A peine un jeune sur deux (47%) a le sentiment d’avoir des connaissances plutôt ou très approfondies sur l’extermination des Juifs durant la Seconde Guerre mondiale, selon une étude réalisée dans 31 pays dont les résultats ont été présentés à Paris mercredi.

L’enquête « Mémoires à venir » a été réalisée auprès de 31.172 jeunes âgés de 16 à 29 ans, dans 23 pays européens, mais aussi en Australie, au Canada, en Chine, aux Etats-Unis, en Inde, en Israël, au Japon et en Turquie, en amont du 70e anniversaire de la libération des camps nazis.

Au total, neuf adolescents ou jeunes adultes sur dix qualifient de « génocide » l’extermination des Juifs par les nazis, devant le massacre des Arméniens par l’Empire ottoman en 1915 (77%) et celui des Tutsis par le régime hutu en 1994 au Rwanda (76%).

Ce sondage montre cependant de fortes disparités de perception des événements selon les pays.

Si 88% des jeunes Israéliens affichent des connaissances approfondies de la Shoah, ils ne sont que 20% à faire de même au Japon.

La France, où une recrudescence de l’antisémitisme a augmenté l’émigration juive vers Israël depuis deux ans, est avec 49%, au-dessus de l’ensemble des pays pris dans leur globalité (47%), mais un peu en deçà de la moyenne de l’Union européenne (53%).

Les jeunes Français affirment en revanche à une très forte proportion (88%) que l’extermination des Juifs par les nazis constitue le fait le plus important de la Seconde Guerre mondiale, plus que les Etats-Unis (60%) ou l’Allemagne (73%).

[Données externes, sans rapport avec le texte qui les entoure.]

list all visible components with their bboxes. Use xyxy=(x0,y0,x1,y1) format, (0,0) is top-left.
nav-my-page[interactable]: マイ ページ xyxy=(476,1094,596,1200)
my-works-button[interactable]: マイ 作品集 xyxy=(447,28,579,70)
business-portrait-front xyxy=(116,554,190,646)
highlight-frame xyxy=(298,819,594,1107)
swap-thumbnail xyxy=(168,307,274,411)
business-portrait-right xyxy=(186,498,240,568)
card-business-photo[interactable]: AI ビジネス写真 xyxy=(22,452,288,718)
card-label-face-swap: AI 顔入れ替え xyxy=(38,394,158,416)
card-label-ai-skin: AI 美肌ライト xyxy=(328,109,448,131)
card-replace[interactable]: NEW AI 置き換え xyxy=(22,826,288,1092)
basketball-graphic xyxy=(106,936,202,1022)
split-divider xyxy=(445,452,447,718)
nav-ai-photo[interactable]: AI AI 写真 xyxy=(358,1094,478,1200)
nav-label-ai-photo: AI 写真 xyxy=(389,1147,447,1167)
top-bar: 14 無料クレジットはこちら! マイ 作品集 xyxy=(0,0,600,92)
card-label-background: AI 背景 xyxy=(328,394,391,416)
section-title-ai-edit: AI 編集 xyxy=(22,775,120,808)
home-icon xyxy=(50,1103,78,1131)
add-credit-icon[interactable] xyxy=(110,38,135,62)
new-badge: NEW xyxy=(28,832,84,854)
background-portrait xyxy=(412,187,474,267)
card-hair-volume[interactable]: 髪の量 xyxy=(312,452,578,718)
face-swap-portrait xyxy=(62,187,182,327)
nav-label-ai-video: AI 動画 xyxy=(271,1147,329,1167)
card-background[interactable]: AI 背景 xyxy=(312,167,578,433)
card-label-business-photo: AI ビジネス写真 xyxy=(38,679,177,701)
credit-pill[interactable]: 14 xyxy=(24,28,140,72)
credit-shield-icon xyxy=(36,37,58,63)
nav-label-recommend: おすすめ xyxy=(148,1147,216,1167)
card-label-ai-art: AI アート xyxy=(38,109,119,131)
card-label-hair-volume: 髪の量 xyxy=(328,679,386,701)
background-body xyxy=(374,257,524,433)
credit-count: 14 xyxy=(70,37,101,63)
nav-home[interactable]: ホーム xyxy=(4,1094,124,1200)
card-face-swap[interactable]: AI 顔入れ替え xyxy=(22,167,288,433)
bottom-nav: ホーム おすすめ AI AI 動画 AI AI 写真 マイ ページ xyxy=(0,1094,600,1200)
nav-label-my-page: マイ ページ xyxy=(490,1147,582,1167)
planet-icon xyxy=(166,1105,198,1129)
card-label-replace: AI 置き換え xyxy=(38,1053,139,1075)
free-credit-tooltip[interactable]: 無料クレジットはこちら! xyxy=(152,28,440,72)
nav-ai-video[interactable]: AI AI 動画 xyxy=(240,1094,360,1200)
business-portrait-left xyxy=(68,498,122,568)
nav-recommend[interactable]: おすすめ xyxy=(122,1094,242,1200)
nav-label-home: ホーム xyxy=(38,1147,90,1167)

Sans surprise, le Japon cite en premier lieu l’utilisation de la bombe atomique à Hiroshima et Nagasaki (81%), la Russie la prise de Berlin par les Soviétiques en 1945 (84%).

Enfin, 57% des jeunes du monde estiment qu’une Troisième Guerre mondiale est possible « dans les années qui viennent », une opinion qui va de 35 % au Japon à 86% en Ukraine.